Personal information
- Born: December 1, 1942 (age 83) Chicago, Illinois, U.S.
- Listed height: 6 ft 3 in (1.91 m)
- Listed weight: 255 lb (116 kg)

Career information
- High school: Whiting (Whiting, Indiana)
- College: Northwestern (1960-1963)
- NFL draft: 1964: 15th round, 210th overall pick

Career history
- Chicago Bears (1964–1965); Los Angeles Rams (1966–1970); Washington Redskins (1971–1973);

Career NFL statistics
- Games played: 85
- Games started: 3
- Stats at Pro Football Reference

= George Burman =

American football player (born 1942)

George Robert Burman (born December 1, 1942) is an American former professional football player who was a center and long snapper in the National Football League (NFL). He played for the Chicago Bears, Los Angeles Rams and Washington Redskins of the National Football League (NFL). He is credited as the first specialized long snapper, somebody whose roster spot was based on the long snap, and not other positions.
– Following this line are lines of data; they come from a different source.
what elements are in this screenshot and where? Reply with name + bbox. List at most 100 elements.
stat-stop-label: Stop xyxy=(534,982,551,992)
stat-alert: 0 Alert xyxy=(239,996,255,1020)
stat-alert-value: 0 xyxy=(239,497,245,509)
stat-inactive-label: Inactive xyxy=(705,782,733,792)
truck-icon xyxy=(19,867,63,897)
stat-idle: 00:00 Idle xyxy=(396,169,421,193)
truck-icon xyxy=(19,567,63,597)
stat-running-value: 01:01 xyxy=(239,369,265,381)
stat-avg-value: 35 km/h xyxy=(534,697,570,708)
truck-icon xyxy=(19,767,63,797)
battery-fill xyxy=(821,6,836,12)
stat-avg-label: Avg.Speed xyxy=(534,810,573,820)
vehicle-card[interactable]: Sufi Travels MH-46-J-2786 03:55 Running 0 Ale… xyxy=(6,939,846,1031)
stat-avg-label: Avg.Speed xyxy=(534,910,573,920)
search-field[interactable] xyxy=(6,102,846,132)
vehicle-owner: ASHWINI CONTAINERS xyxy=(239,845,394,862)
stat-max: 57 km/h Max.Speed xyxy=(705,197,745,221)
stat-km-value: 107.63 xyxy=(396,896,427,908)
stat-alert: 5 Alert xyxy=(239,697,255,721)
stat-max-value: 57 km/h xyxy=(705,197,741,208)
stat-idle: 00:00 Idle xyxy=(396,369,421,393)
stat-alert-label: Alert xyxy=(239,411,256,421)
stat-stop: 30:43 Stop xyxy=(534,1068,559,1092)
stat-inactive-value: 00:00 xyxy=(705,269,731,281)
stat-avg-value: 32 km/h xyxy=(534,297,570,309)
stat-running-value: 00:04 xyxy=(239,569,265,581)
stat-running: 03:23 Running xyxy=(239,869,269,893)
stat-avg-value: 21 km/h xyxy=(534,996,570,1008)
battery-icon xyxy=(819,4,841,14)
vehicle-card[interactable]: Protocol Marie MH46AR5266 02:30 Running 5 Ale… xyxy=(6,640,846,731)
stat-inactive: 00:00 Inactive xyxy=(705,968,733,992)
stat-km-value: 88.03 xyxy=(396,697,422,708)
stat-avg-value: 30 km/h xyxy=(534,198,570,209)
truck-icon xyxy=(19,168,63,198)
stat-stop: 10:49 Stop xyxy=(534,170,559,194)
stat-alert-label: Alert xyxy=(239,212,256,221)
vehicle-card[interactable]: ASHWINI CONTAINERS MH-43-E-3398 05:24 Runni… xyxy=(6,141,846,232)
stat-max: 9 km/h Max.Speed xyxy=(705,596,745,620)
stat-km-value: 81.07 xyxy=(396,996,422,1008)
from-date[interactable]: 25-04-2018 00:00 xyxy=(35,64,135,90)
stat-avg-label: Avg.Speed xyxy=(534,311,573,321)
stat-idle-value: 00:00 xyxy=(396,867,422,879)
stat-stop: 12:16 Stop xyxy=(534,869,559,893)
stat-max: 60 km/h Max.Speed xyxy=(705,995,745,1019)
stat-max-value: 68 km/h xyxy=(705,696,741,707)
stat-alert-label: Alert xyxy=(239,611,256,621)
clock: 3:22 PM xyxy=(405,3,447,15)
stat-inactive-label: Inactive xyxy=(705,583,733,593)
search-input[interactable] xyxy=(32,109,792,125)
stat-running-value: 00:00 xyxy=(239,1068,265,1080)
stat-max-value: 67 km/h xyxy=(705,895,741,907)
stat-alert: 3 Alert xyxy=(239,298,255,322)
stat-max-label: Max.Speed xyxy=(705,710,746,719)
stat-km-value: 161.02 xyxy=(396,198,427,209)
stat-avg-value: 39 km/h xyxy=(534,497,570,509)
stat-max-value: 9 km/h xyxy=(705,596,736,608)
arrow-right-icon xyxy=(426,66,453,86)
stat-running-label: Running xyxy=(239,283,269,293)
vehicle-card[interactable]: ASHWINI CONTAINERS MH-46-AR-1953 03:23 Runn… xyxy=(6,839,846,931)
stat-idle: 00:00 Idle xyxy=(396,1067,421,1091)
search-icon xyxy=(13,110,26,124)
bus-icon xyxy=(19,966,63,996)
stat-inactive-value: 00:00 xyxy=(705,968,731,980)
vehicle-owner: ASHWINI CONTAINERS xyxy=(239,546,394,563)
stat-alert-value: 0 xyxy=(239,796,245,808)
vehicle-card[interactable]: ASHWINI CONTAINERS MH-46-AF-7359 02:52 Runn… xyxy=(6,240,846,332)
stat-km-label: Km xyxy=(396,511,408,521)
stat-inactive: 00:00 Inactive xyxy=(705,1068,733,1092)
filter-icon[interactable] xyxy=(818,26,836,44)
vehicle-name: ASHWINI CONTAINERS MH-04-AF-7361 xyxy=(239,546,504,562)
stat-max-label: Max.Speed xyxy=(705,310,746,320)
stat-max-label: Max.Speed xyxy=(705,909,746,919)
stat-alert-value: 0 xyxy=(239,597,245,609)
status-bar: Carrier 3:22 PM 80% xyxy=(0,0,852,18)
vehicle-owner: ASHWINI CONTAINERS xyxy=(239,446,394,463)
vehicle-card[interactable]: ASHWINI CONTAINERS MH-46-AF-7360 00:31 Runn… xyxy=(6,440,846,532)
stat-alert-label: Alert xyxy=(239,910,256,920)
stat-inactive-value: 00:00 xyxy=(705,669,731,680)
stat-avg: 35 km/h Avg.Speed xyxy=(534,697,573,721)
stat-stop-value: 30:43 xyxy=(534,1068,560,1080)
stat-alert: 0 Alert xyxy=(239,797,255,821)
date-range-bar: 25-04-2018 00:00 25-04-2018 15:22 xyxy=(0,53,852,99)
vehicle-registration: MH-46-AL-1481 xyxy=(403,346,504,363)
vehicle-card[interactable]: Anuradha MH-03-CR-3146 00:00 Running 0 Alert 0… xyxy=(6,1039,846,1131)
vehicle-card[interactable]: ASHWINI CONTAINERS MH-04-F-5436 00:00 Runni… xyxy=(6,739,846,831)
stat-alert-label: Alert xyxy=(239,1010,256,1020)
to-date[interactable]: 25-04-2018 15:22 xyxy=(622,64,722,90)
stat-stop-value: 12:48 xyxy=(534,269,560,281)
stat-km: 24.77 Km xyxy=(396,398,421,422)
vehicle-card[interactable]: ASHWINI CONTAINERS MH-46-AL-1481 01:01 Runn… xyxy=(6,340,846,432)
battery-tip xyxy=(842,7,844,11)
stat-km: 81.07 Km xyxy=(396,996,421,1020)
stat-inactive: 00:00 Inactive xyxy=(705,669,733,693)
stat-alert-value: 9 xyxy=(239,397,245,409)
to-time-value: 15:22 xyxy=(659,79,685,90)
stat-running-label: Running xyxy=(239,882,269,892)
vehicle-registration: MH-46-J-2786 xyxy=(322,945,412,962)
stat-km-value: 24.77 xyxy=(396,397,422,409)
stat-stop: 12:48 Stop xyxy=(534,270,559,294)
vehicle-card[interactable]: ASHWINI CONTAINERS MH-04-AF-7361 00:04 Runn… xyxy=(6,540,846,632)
He played college football for the Northwestern Wildcats and was selected in the 15th round of the 1964 NFL draft. George Allen, then the head of scouting for the Chicago Bears, selected Burman, and proceeded to bring him to the Los Angeles Rams in 1966 and the Washington Redskins in 1971.

Burman began his long snapping with the Rams, working on the punts, but was still considered a backup offensive lineman. When Allen coaxed him out of retirement in the 1971 preseason to join Washington, Burman's roster spot was based on his long snap, not his offensive line play. His final game was Super Bowl VII; he missed the entire 1973 season with an injury, and then retired.

Burman earned two advanced degrees from the University of Chicago and went on to become a professor at Syracuse University, where he spent two decades and 13 years as dean of the university’s Martin J. Whitman School of Management.